Tony Season It’s so fun. We just had our big Tony nominee luncheon and I got to talk to everyone and meet everyone and hug everybody. And with all of the other award shows that are happening, we get to go and be together and be a community. A lot of people are taking me under their wing and really guiding me. Cynthia Erivo [The Color Purple] has been a big guiding light for me. And LaChanze [Tony nominated, in the same category as Kilgore, for Summer: The Donna Summer Musical] has been really, really supportive. In fact, all three Donnas over at Donna Summer have been very, very supportive. And Ashley Park from Mean Girls.
Broadway’s original Ti Moune LaChanze [Once on This Island, 1990] very clearly wants me to have my own experience with Once on this Island, and she’s been very supportive in that way.
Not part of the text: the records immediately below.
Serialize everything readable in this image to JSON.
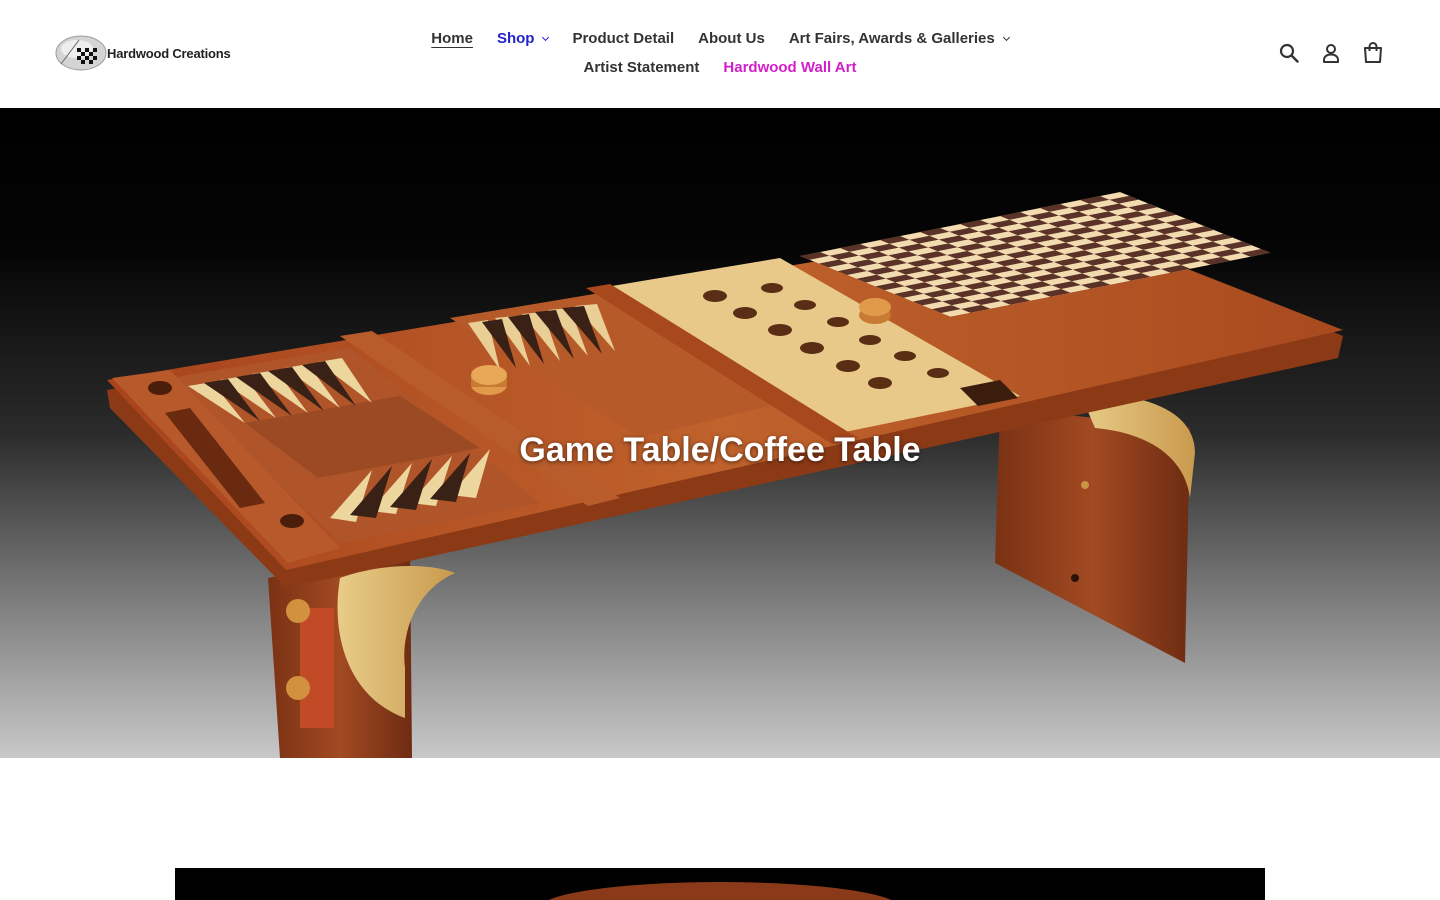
{
  "brand": {
    "name": "Hardwood Creations"
  },
  "nav": {
    "row1": [
      {
        "label": "Home",
        "state": "active"
      },
      {
        "label": "Shop",
        "dropdown": true,
        "color": "#2323c9"
      },
      {
        "label": "Product Detail"
      },
      {
        "label": "About Us"
      },
      {
        "label": "Art Fairs, Awards & Galleries",
        "dropdown": true
      }
    ],
    "row2": [
      {
        "label": "Artist Statement"
      },
      {
        "label": "Hardwood Wall Art",
        "color": "#d21fc8"
      }
    ]
  },
  "header_icons": [
    "search-icon",
    "account-icon",
    "cart-icon"
  ],
  "hero": {
    "title": "Game Table/Coffee Table"
  },
  "colors": {
    "text": "#333333",
    "shop_link": "#2323c9",
    "wall_art_link": "#d21fc8",
    "hero_title": "#ffffff"
  }
}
She’s especially been supportive about the day-to-day maintenance and taking care of yourself emotionally. If you don’t keep that in check, everything else can start to crumble around you. Being a young black girl in this business is an experience in itself, and LaChanze is just always encouraging me to use my voice and not be timid, and to not get overwhelmed or intimidated, because I deserve to be here just as much as everyone else. She’s beautiful, she’s a light.
After this island I’m getting to that weird place that every actor gets to, when it’s almost time to think about what’s next but the show is [still] the first priority. I’m starting to think about what’s next. It’s scary and exciting and there’s lots of cool stuff on the horizon. I don’t want to limit myself. I want to go wherever the wind takes me.